My mom said suji halwa (pronounced soo-jee hull-vuh) is more of a holiday dessert (often for festivals like Diwali), but to me it’s an “anytime my mom or anyone else who knows how to make it will make it” treat.
For those who are unfamiliar, it’s made from semolina flour, the same type used to make cream of wheat. I’ve also heard the dish described as semolina pudding, which seems about right, although the halwa I’ve typically encountered has a denser consistency than most pudding I’ve tried. It’s rich and buttery and I’ve pretty much always loved it.
My mom was in town recently, so I thought I’d take advantage of the opportunity and have her share the recipe. It was the only Indian dish I asked her about that didn’t take an hour and a half to prepare. In fact, it’s done in less than 20 minutes! So it’s an all-around winner. —Natalie
*Note that the recipe generally calls for 8 tablespoons of ghee (clarified butter), so if you keep ghee on hand, go for it. I don’t, so we used regular butter instead.
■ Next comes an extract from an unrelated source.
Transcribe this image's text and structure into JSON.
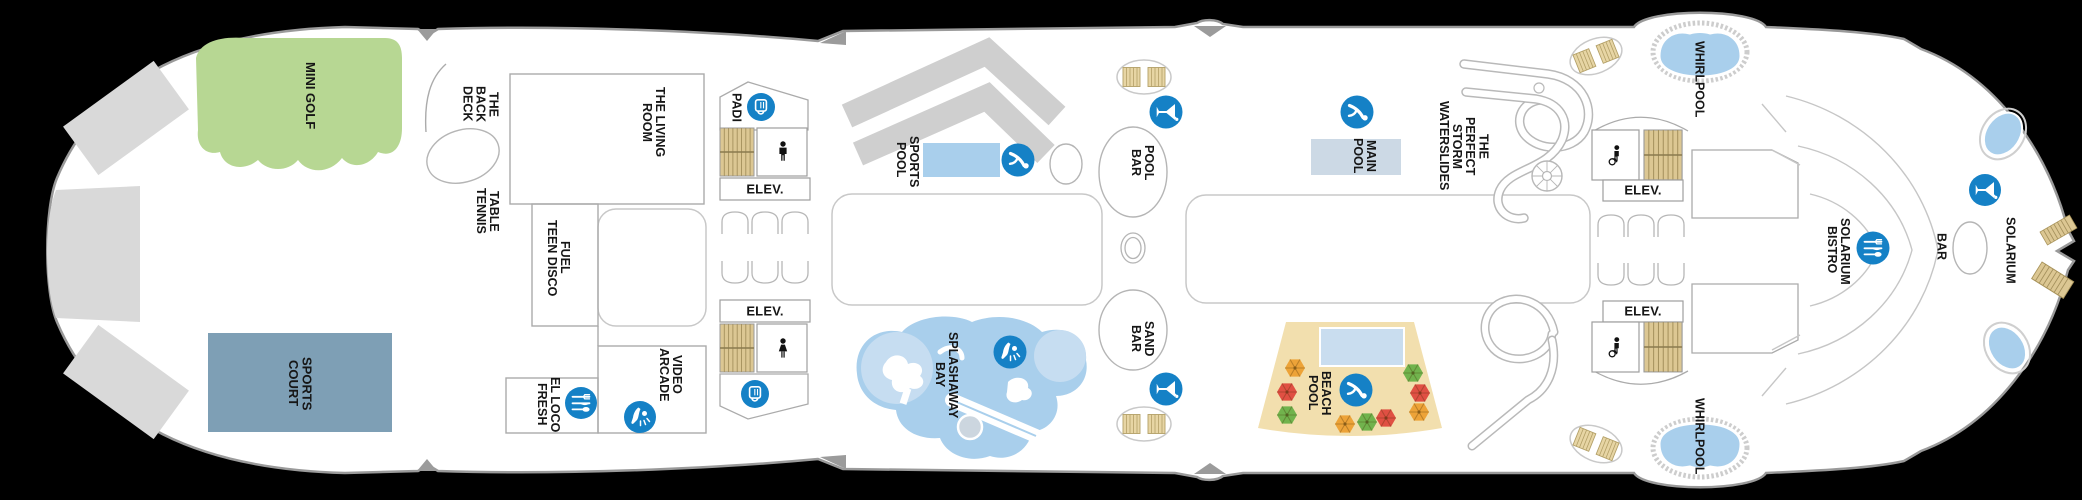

And since I figured I’d end up eating a lot of the batch myself (as per usual), I opted for 5 tablespoons instead of 8, which makes for the yummy, more crumbly texture shown here.
Crush cardamom pods with mortar and pestle to separate the pods from the seeds. Set aside.
Add 2 cups water, plus sugar and cardamom pods (not seeds) to saucepan on medium-high heat. Let water come to a full boil, stirring occasionally to ensure sugar melts into the water. Then reduce heat to medium-low and let it continue to boil gently.
In a large frying pan, dry roast suji on medium heat until light brown and fragrant, stirring constantly. This will take 2 to 4 minutes.
Add butter, cardamom seeds and 1 tablespoon almonds to frying pan and cook for another 2 to 4 minutes until the butter is fully incorporated into the semolina, stirring constantly.
Reduce saucepan heat to low and remove cardamom pods. Slowly add water-sugar mixture to frying pan little by little (since it will sizzle), stirring often. Continue to cook and stir for 2 to 4 minutes. It’s done when the water is absorbed and the halwa mixture separates in a mass and leaves some butter visible at the sides of the pan.
Let cool just a tad and scoop into dishes. Then crush pistachio with mortar and pestle and use it to garnish, along with remaining almond slivers.